Personal information
- Full name: Rehan Jahangir Poncha
- National team: India
- Born: 3 August 1986 (age 39) Karnataka, India
- Height: 1.80 m (5 ft 11 in)
- Weight: 68 kg (150 lb)

Sport
- Sport: Swimming
- Strokes: Freestyle, backstroke, butterfly, individual medley
- College team: Jain University

Medal record
Men's swimming
Representing India
Asian Championships
| Bronze medal – third place | 2009 Foshan | 4×100 m medley relay |
South Asian Games
| Gold medal – first place | 2004 Islamabad | 200 m butterfly |
| Gold medal – first place | 2004 Islamabad | 200 m individual medley |
| Gold medal – first place | 2004 Islamabad | 400 m individual medley |
| Gold medal – first place | 2006 Colombo | 400 m freestyle |
| Gold medal – first place | 2006 Colombo | 200 m individual medley |
| Gold medal – first place | 2006 Colombo | 400 m individual medley |
| Gold medal – first place | 2010 Dhaka | 200 m individual medley |
| Silver medal – second place | 2006 Colombo | 200 m backstroke |
| Silver medal – second place | 2006 Colombo | 200 m butterfly |

= Rehan Poncha =

Indian swimmer

Rehan Jahangir Poncha (born 3 August 1986) is an Indian former swimmer, Olympian, Arjuna Award winner and a six-time national champion, who specialized in backstroke, butterfly, and individual medley events. He is also the recipient of the Eklavya Award from the Karnataka Olympic Association. He is a 6-time Indian swimming champion, and a 6-time record holder in the butterfly (both 100 and 200 m). Poncha also set two of his records in the freestyle and medley relays at the 2009 Asian Swimming Championships in Foshan, China, along with his teammates Sandeep Sejwal, Virdhawal Khade, and Aaron D'Souza.

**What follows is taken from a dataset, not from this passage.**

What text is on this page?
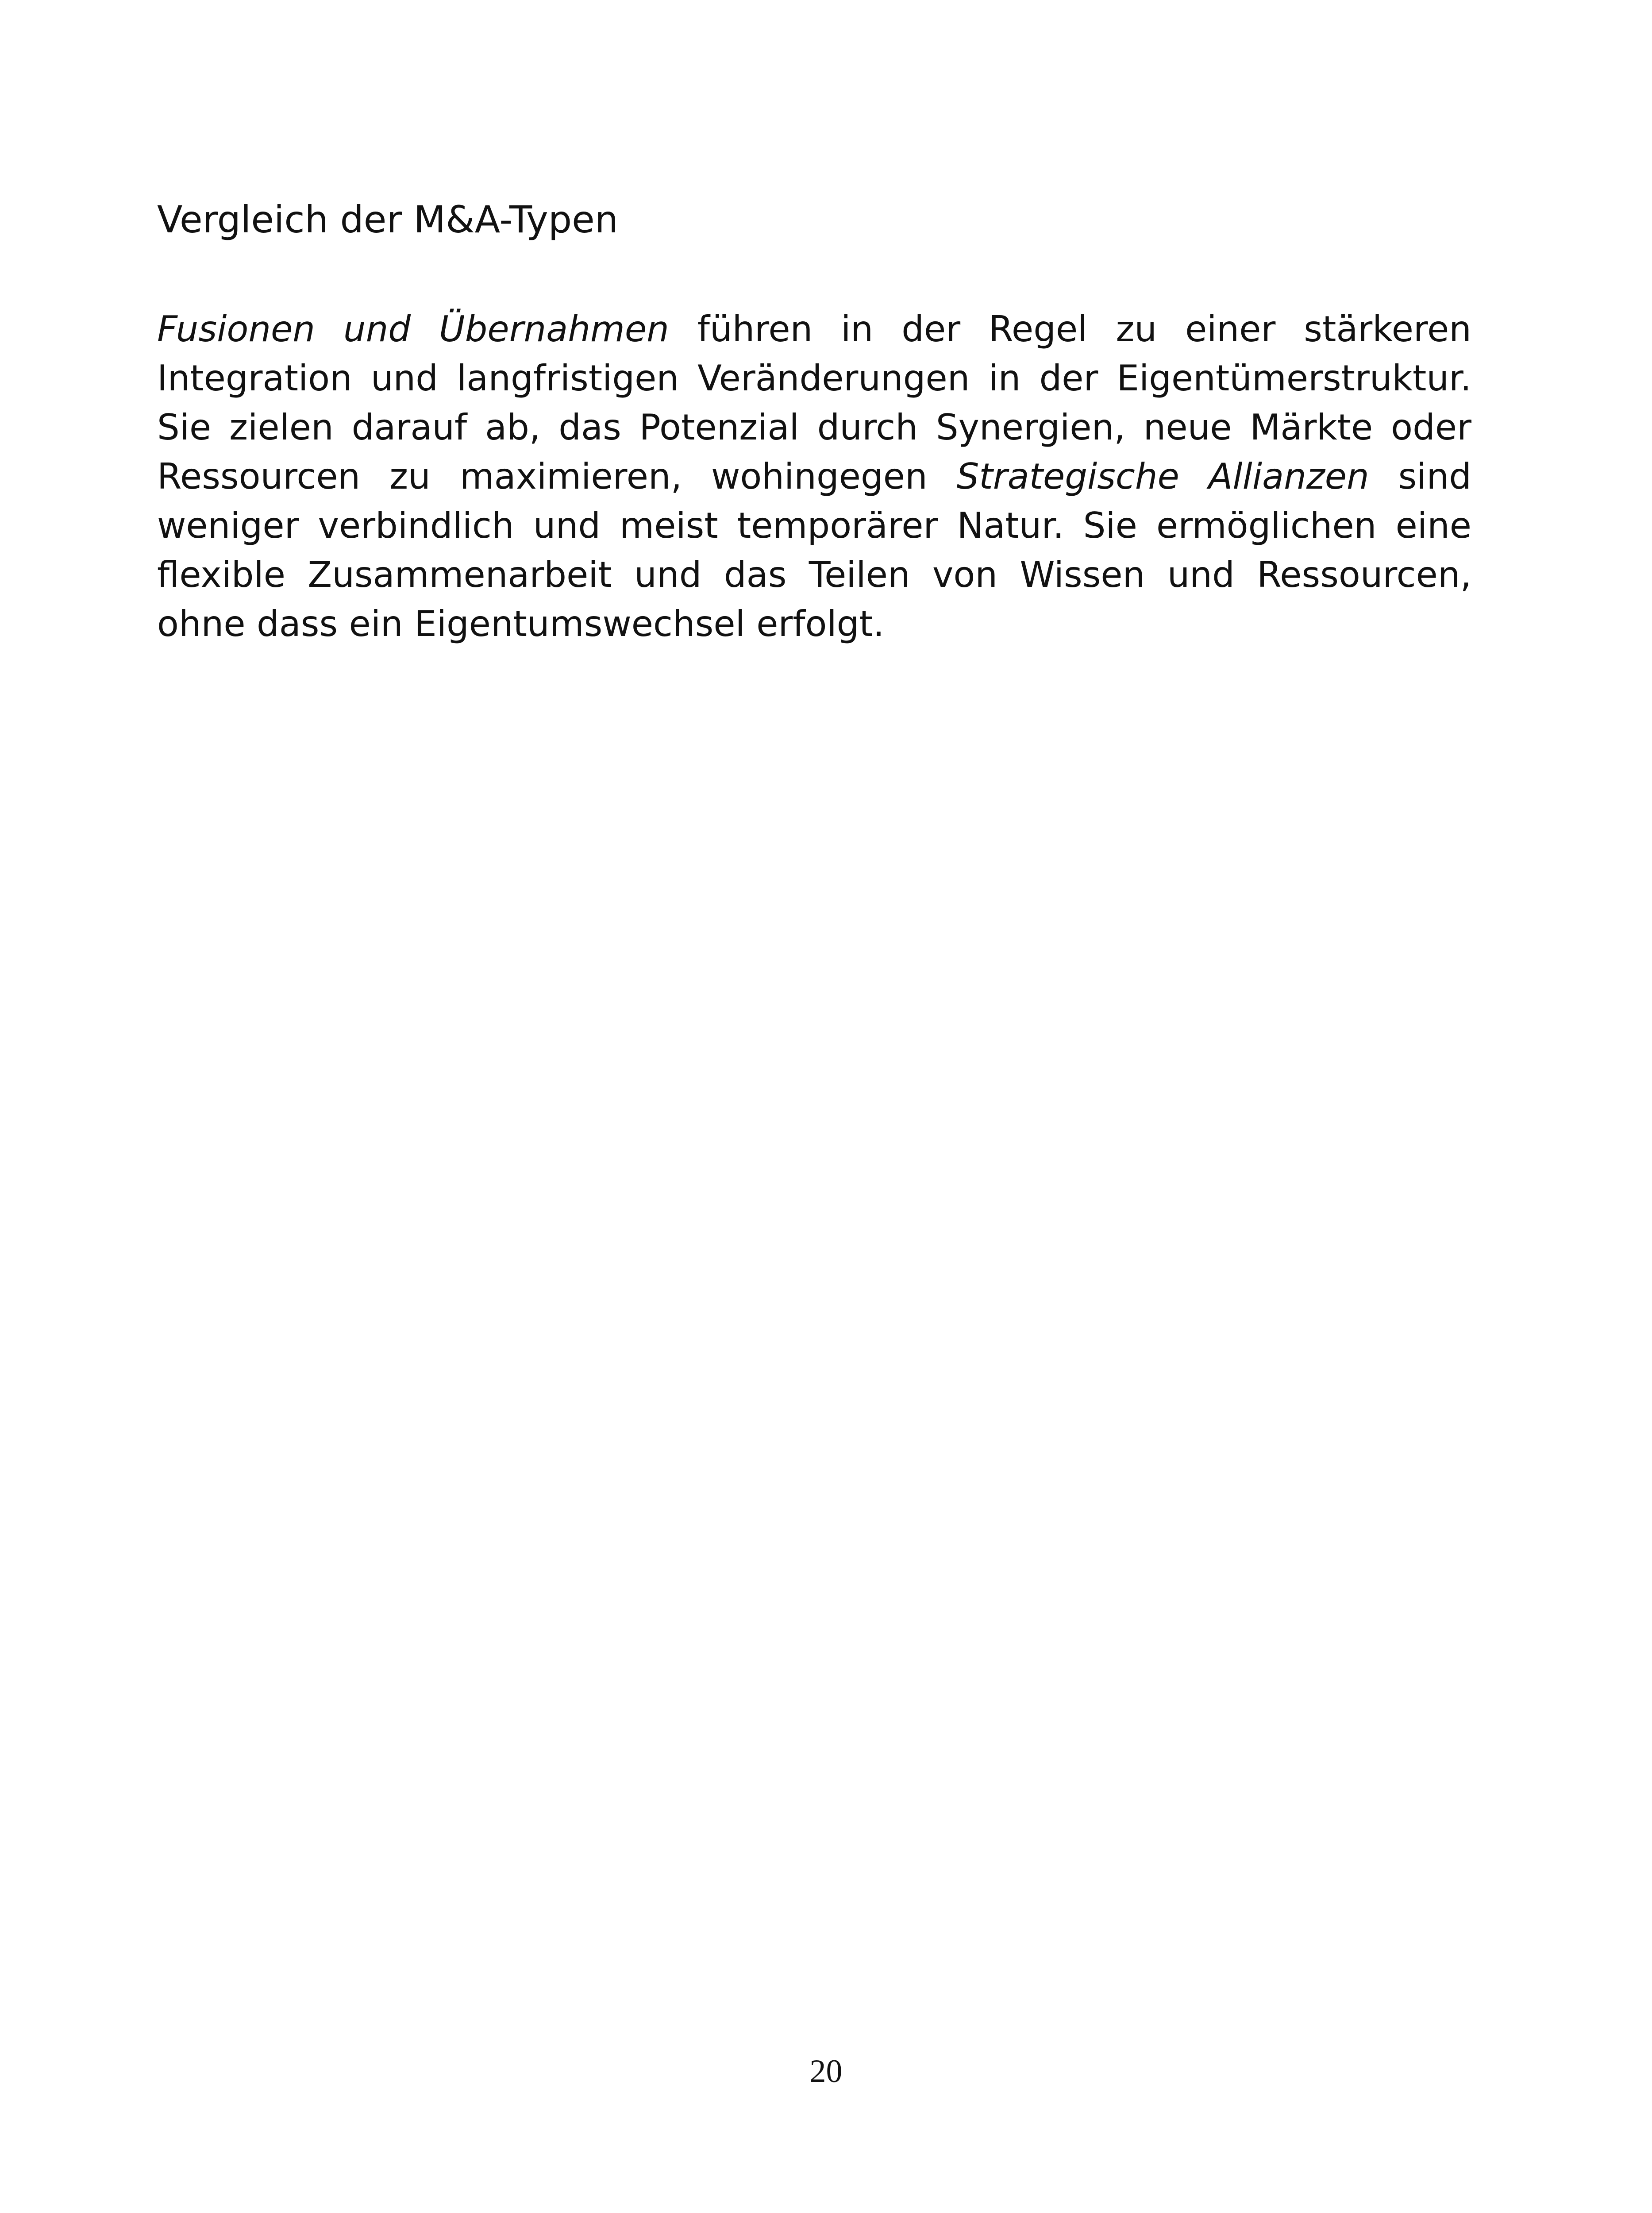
Vergleich der M&A-Typen

Fusionen und Übernahmen führen in der Regel zu einer stärkeren Integration und langfristigen Veränderungen in der Eigentümerstruktur. Sie zielen darauf ab, das Potenzial durch Synergien, neue Märkte oder Ressourcen zu maximieren, wohingegen Strategische Allianzen sind weniger verbindlich und meist temporärer Natur. Sie ermöglichen eine flexible Zusammenarbeit und das Teilen von Wissen und Ressourcen, ohne dass ein Eigentumswechsel erfolgt.

20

Poncha qualified for the men's 200 m butterfly at the 2008 Summer Olympics in Beijing, by clearing a FINA B-standard entry time of 2:01.40 from the Telstra Grand Prix in Sydney, Australia. He edged out Peru's Emmanuel Crescimbeni to take a second spot in heat 1 by 0.24 of a second in 2:01.89. Poncha failed to advance into the semifinals, as he placed fortieth overall in the preliminaries. He has agreed to be a mentor for Indian Collegiate Athletic Program to support the future athletes and guide them to excel in swimming. He started his own academy known as swim smart with Rehan Poncha

Rehan completed his education in Jain University located in Bangalore.